April 4, 2012 at 10:19 am
[…] about the question I posted on Friday (on StackExchange, no satisfactory answer so far!), I looked further at the special case of the […]
March 30, 2012 at 12:59 pm
If I needed a multivariate distribution on R^k, I would use the multivariate lognormal log(Y) ~ N(mu, Sigma). It doesn’t have a “known” covariance matrix (I don’t think – google doesn’t readily reveal one and I’m not near books) but it does have sufficient flexibility to model “second-order” structure.
Why do you want the covariance matrix explicitly?
A more esoteric option (which may be useful if “zeros” are meaningful/ wanted) would be the projection of a multivariate distribution onto R^k_+, which is not intractable (at least in the normal case) but will typically lead to an awkward point mass on the boundaries.

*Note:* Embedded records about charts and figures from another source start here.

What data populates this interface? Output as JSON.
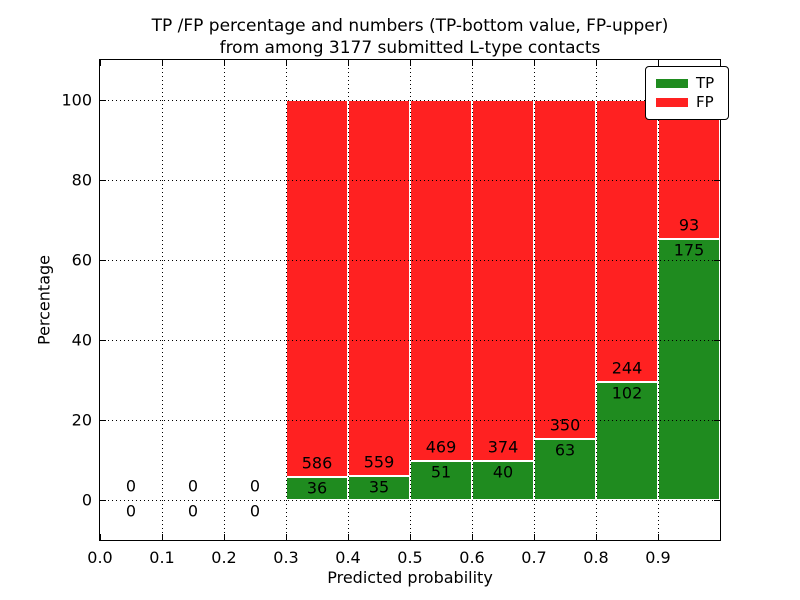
{
  "chart_data": {
    "type": "bar",
    "stacked": true,
    "percentage_scale": true,
    "title": "TP /FP percentage and numbers (TP-bottom value, FP-upper)",
    "subtitle": "from among 3177 submitted L-type contacts",
    "xlabel": "Predicted probability",
    "ylabel": "Percentage",
    "xlim": [
      0.0,
      1.0
    ],
    "ylim": [
      -10,
      110
    ],
    "xticks": [
      "0.0",
      "0.1",
      "0.2",
      "0.3",
      "0.4",
      "0.5",
      "0.6",
      "0.7",
      "0.8",
      "0.9"
    ],
    "yticks": [
      0,
      20,
      40,
      60,
      80,
      100
    ],
    "grid": "dotted black, x and y",
    "legend": {
      "position": "upper right",
      "items": [
        {
          "label": "TP",
          "color": "#1f8b1f"
        },
        {
          "label": "FP",
          "color": "#ff2121"
        }
      ]
    },
    "bins": [
      {
        "range": [
          0.0,
          0.1
        ],
        "tp": 0,
        "fp": 0
      },
      {
        "range": [
          0.1,
          0.2
        ],
        "tp": 0,
        "fp": 0
      },
      {
        "range": [
          0.2,
          0.3
        ],
        "tp": 0,
        "fp": 0
      },
      {
        "range": [
          0.3,
          0.4
        ],
        "tp": 36,
        "fp": 586
      },
      {
        "range": [
          0.4,
          0.5
        ],
        "tp": 35,
        "fp": 559
      },
      {
        "range": [
          0.5,
          0.6
        ],
        "tp": 51,
        "fp": 469
      },
      {
        "range": [
          0.6,
          0.7
        ],
        "tp": 40,
        "fp": 374
      },
      {
        "range": [
          0.7,
          0.8
        ],
        "tp": 63,
        "fp": 350
      },
      {
        "range": [
          0.8,
          0.9
        ],
        "tp": 102,
        "fp": 244
      },
      {
        "range": [
          0.9,
          1.0
        ],
        "tp": 175,
        "fp": 93
      }
    ],
    "total_submitted": 3177
  }
}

Colin Fox from Otago wrote a nice paper on this recently.
Another option (maybe) would be to take a “manifold” view and see R^k_+ as a (boring!) manifold-with-boundary and “promote” a sensible distribution from it’s tangent space. This is how I would make distributions on positive definite matrices (partially because I love computing matrix functions), but I guess it should also work here.

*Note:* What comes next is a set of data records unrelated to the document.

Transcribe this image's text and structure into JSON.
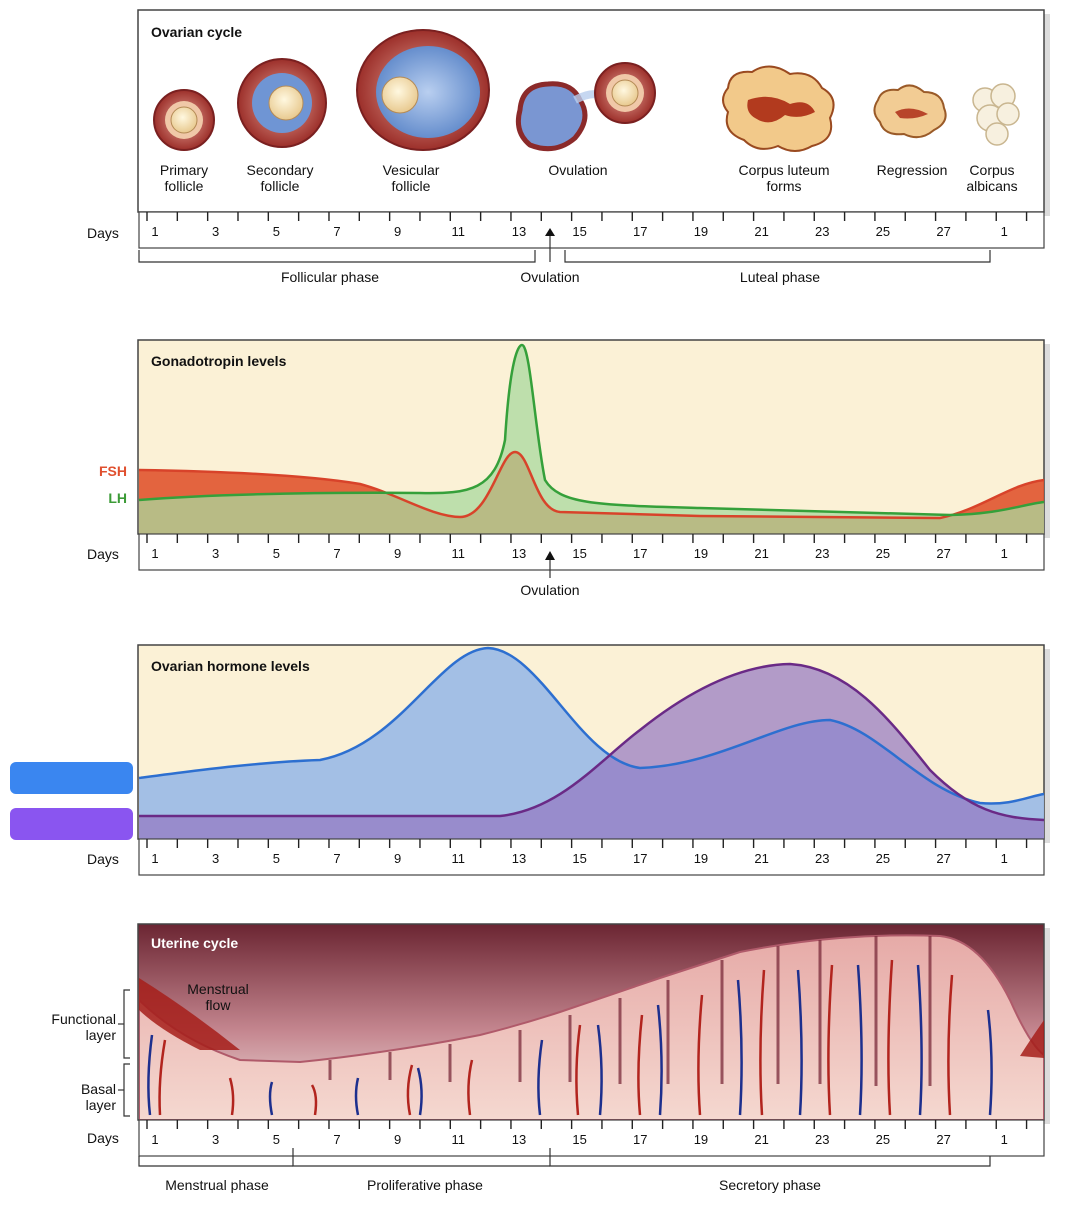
{
  "colors": {
    "panel_bg": "#fbf1d6",
    "panel_border": "#444444",
    "fsh": "#e0502f",
    "lh": "#3c9b37",
    "estrogen": "#2d6fd0",
    "progesterone": "#6a2a86",
    "legend_blue": "#3a86f0",
    "legend_purple": "#8a55f0"
  },
  "days_label": "Days",
  "day_ticks": [
    "1",
    "3",
    "5",
    "7",
    "9",
    "11",
    "13",
    "15",
    "17",
    "19",
    "21",
    "23",
    "25",
    "27",
    "1"
  ],
  "ovarian_cycle": {
    "title": "Ovarian cycle",
    "stages": [
      {
        "line1": "Primary",
        "line2": "follicle"
      },
      {
        "line1": "Secondary",
        "line2": "follicle"
      },
      {
        "line1": "Vesicular",
        "line2": "follicle"
      },
      {
        "line1": "Ovulation",
        "line2": ""
      },
      {
        "line1": "Corpus luteum",
        "line2": "forms"
      },
      {
        "line1": "Regression",
        "line2": ""
      },
      {
        "line1": "Corpus",
        "line2": "albicans"
      }
    ],
    "phases": {
      "follicular": "Follicular phase",
      "ovulation": "Ovulation",
      "luteal": "Luteal phase"
    }
  },
  "gonadotropin": {
    "title": "Gonadotropin levels",
    "fsh_label": "FSH",
    "lh_label": "LH",
    "ovulation_label": "Ovulation"
  },
  "ovarian_hormones": {
    "title": "Ovarian hormone levels"
  },
  "uterine_cycle": {
    "title": "Uterine cycle",
    "flow_line1": "Menstrual",
    "flow_line2": "flow",
    "functional_line1": "Functional",
    "functional_line2": "layer",
    "basal_line1": "Basal",
    "basal_line2": "layer",
    "phases": {
      "menstrual": "Menstrual phase",
      "proliferative": "Proliferative phase",
      "secretory": "Secretory phase"
    }
  }
}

It’s possible that one of these would lead to an easy relationship between the parameters of the base distribution and the covariance of the induced distribution, but it’s not fully obvious that it would….
March 30, 2012 at 1:17 pm
Thanks, Dan. The multivariate log-normal came to my mind too, however, only the covariance matrix of log(X) is set… As to why would one need to start from a fixed covariance matrix, this is a question for my interlocutor. More naïvely, I could end up with a case where correlations are paramount and have to be fixed.
March 30, 2012 at 1:39 pm
Maybe the work that Bessag used to do (I’m thinking specifically MRF models {eg the Auto-Poisson model} with the [big] assumption that a similar construction works for log-normal RVs) could be useful here. Although again, it only specifies conditionals not correlations (but it’s closer….).